Inaccurate or loosely drawn curves may hide oscillations, subtle jumps, or rapid unbounded growth.
A reliable graph typically shows:
• a clear trend on both sides of the point
• consistent scaling on the axes
• enough zoom near the critical x-value to reveal fine behaviour
When the resolution is poor, a graph can suggest a limit exists even when it does not.
Yes. Graphs drawn at an insufficient scale may smooth out behaviour that invalidates a limit.
A limit can seem to exist if:
• oscillations become too fine to display
• the graph approaches a vertical asymptote that lies outside the current zoom window
• discontinuities are hidden by plotting software smoothing the curve
Closer inspection or multiple graph views may be required to confirm the limit.
Limits depend on nearby behaviour, not the value at the point itself.
Even if a plotted point sits far above or below the approaching trend, the limit remains governed by:
• the left-hand approach value
• the right-hand approach value
A graph may deliberately place a filled dot away from where the curve approaches, illustrating that function value and limit are conceptually separate.
Rapid oscillation appears as tightening waves or dense zig-zag patterns near a point.
Typical signs include:
• repeated crossings of the same vertical line
• shrinking wavelength as x approaches the point
• an inability to trace the graph to a single height
When oscillation does not settle, a limit cannot exist, even if the graph looks almost level at a coarse scale.
A vertical asymptote is indicated by the function’s values growing without bound as they near a particular x-value.
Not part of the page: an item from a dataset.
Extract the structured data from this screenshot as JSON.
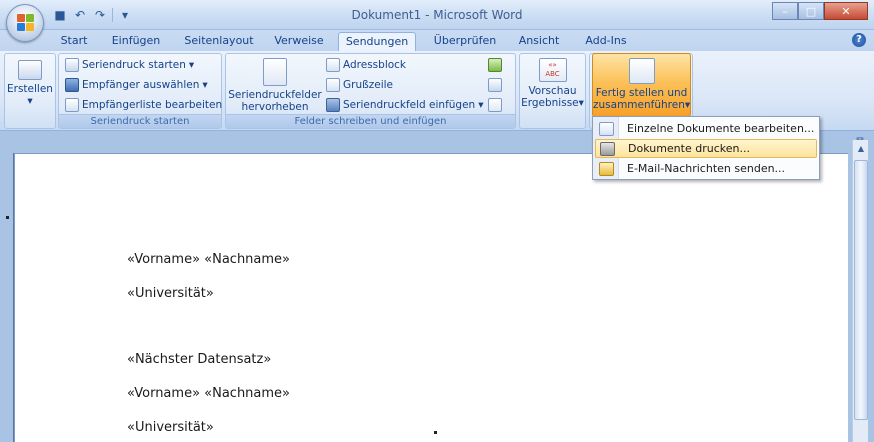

Helpful distinctions include:
• the graph approaching a vertical line extremely closely without crossing
• symmetry or consistent directional approach on each side of the line
• the y-values increasing or decreasing dramatically with minimal horizontal movement
A steep curve still points toward a finite y-value, whereas an asymptote does not.
Practice Questions
Question 1 (1–3 marks)
The graph of a function f is shown near x = 2. As x approaches 2 from the left, the graph approaches a y-value of 3. As x approaches 2 from the right, the graph approaches a y-value of 5.
(a) State whether the limit of f as x approaches 2 exists.
(b) Justify your answer using the behaviour of the graph.
Question 1
(a)
• 1 mark: Correct statement that the limit does not exist.
(b)
• 1 mark: Correct explanation that the left-hand and right-hand limits approach different values.
• 1 mark: Explicit reference to the values 3 and 5 being unequal.
Question 2 (4–6 marks)
A function g is defined on an open interval around x = 4. The graph has the following features:
• As x approaches 4 from the left, g oscillates between two values, never settling near a single height.
• As x approaches 4 from the right, g increases without bound.
• The value g(4) is defined and equal to 1.
(a) Determine whether the limit of g as x approaches 4 exists.
(b) Explain clearly why the graph’s behaviour leads to your conclusion.
(c) State whether g is continuous at x = 4, giving a brief reason.
Question 2
(a)
• 1 mark: Correct statement that the limit does not exist.
(b)
• 1 mark: Explanation that the left-hand side oscillates and therefore has no single approach value.
• 1 mark: Explanation that the right-hand side becomes unbounded as x approaches 4.
• 1 mark: Statement that because neither side approaches a single finite value, the two-sided limit cannot exist.
(c)
• 1 mark: Correct statement that g is not continuous at x = 4.
• 1 mark: Reasoning that continuity requires the limit to exist and equal g(4), which does not occur.